Dosya kapsamı, mevcut delil durumu ve ileri sürülen istinaf sebepleri dikkate alındığında mahkemenin vakıa ve hukuki değerlendirmesinde usul ve esas yönünden yasaya aykırılık bulunmadığı, “…” ibareli başvuru ile davacının itirazına mesnet “… …” asıl unsurlu markalar arasında 6769 sayılı SMK’nın 6/1 maddesi anlamında ortalama alıcılar nezdinde görsel, işitsel ve anlamsal olarak bıraktıkları genel izlenim itibariyle ilişkilendirilme ihtimalini de içerecek şekilde iltibas tehlikesinin bulunmadığı, zira taraf markalarında ortak olarak yer alan “… …” ibaresinin bir … çeşidinin adı olduğu ve herkesin kullanımına açık bu ibarenin kimsenin tekeline verilemeyeceği, nitekim Yargıtay 11. Hukuk Dairesi’nin 28.05.2015 tarih,…Karar sayılı kararının da aynı yönde olduğu, bu itibarla taraf markalarında “… …” ibaresinin ortak olarak yer almasının iltibasa yol açmayacağı, bunun dışındaki unsurlar yönünden ise taraf markaları arasında bir benzerlik olmadığından, markalar arasında iltibas tehlikesi olduğunun söylenemeyeceği, eldeki davanın YİDK kararının iptali istemine ilişkin olması nedeniyle davalı gerçek kişinin fiili kullanımının bu davanın konusu olmadığı, davalının markasını tescilli olduğu biçiminden farklı kullanması halinde davacının her zaman yasal yollara başvurmasının tabii bulunduğu, davacı vekilinin diğer istinaf itirazlarının yerinde olmadığı anlaşılmakla, davacı vekilinin istinaf başvurusunun esas yönünden reddine dair hüküm kurmak gerekmiştir.

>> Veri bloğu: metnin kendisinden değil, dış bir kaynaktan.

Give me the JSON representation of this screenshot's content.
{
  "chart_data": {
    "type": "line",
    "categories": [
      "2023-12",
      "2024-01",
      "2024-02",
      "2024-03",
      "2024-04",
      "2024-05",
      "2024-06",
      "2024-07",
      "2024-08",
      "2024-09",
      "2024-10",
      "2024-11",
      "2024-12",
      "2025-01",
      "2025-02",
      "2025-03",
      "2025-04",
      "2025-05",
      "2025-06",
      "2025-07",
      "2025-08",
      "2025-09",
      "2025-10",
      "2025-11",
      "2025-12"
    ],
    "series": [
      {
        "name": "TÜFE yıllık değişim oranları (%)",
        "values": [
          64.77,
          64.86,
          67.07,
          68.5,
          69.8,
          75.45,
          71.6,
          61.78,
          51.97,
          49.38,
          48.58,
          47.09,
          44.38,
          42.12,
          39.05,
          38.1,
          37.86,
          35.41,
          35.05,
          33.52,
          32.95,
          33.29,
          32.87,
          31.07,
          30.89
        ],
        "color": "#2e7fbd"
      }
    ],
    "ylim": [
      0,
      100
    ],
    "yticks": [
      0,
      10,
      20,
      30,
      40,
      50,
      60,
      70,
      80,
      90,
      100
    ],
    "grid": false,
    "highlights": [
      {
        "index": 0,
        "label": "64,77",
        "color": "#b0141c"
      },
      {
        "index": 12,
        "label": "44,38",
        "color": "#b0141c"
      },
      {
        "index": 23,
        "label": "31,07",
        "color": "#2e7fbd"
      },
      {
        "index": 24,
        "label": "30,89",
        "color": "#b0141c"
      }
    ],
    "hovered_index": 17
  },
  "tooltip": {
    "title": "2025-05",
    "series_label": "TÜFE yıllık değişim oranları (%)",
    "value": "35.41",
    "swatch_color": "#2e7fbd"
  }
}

HÜKÜM : Gerekçesi yukarıda belirtildiği üzere;
1-Davacı vekilinin istinaf başvurusunun HMK’nın 353/1-b.1 maddesi gereğince ESASTAN REDDİNE,
2-Alınması gereken 59,30 TL maktu istinaf karar ve ilam harcından, davacı tarafça istinaf başvurusunda yatırılan 44,40 TL istinaf karar ve ilam harcının mahsubu ile bakiye 14,90 TL’nin davacıdan tahsili ile hazineye irat kaydına,
3-İstinaf aşamasında davacı tarafından yapılan yargılama giderlerinin davacı üzerinde bırakılmasına,
4-İstinaf aşamasında duruşma açılmadığından taraflar lehine vekalet ücreti takdirine yer olmadığına,
Dosya üzerinde yapılan inceleme sonucunda oybirliği ile 11/06/2021 tarihinde HMK 361. maddesi uyarınca kararın tebliğinden itibaren iki hafta içerisinde Yargıtay temyiz yolu açık olmak üzere karar verildi.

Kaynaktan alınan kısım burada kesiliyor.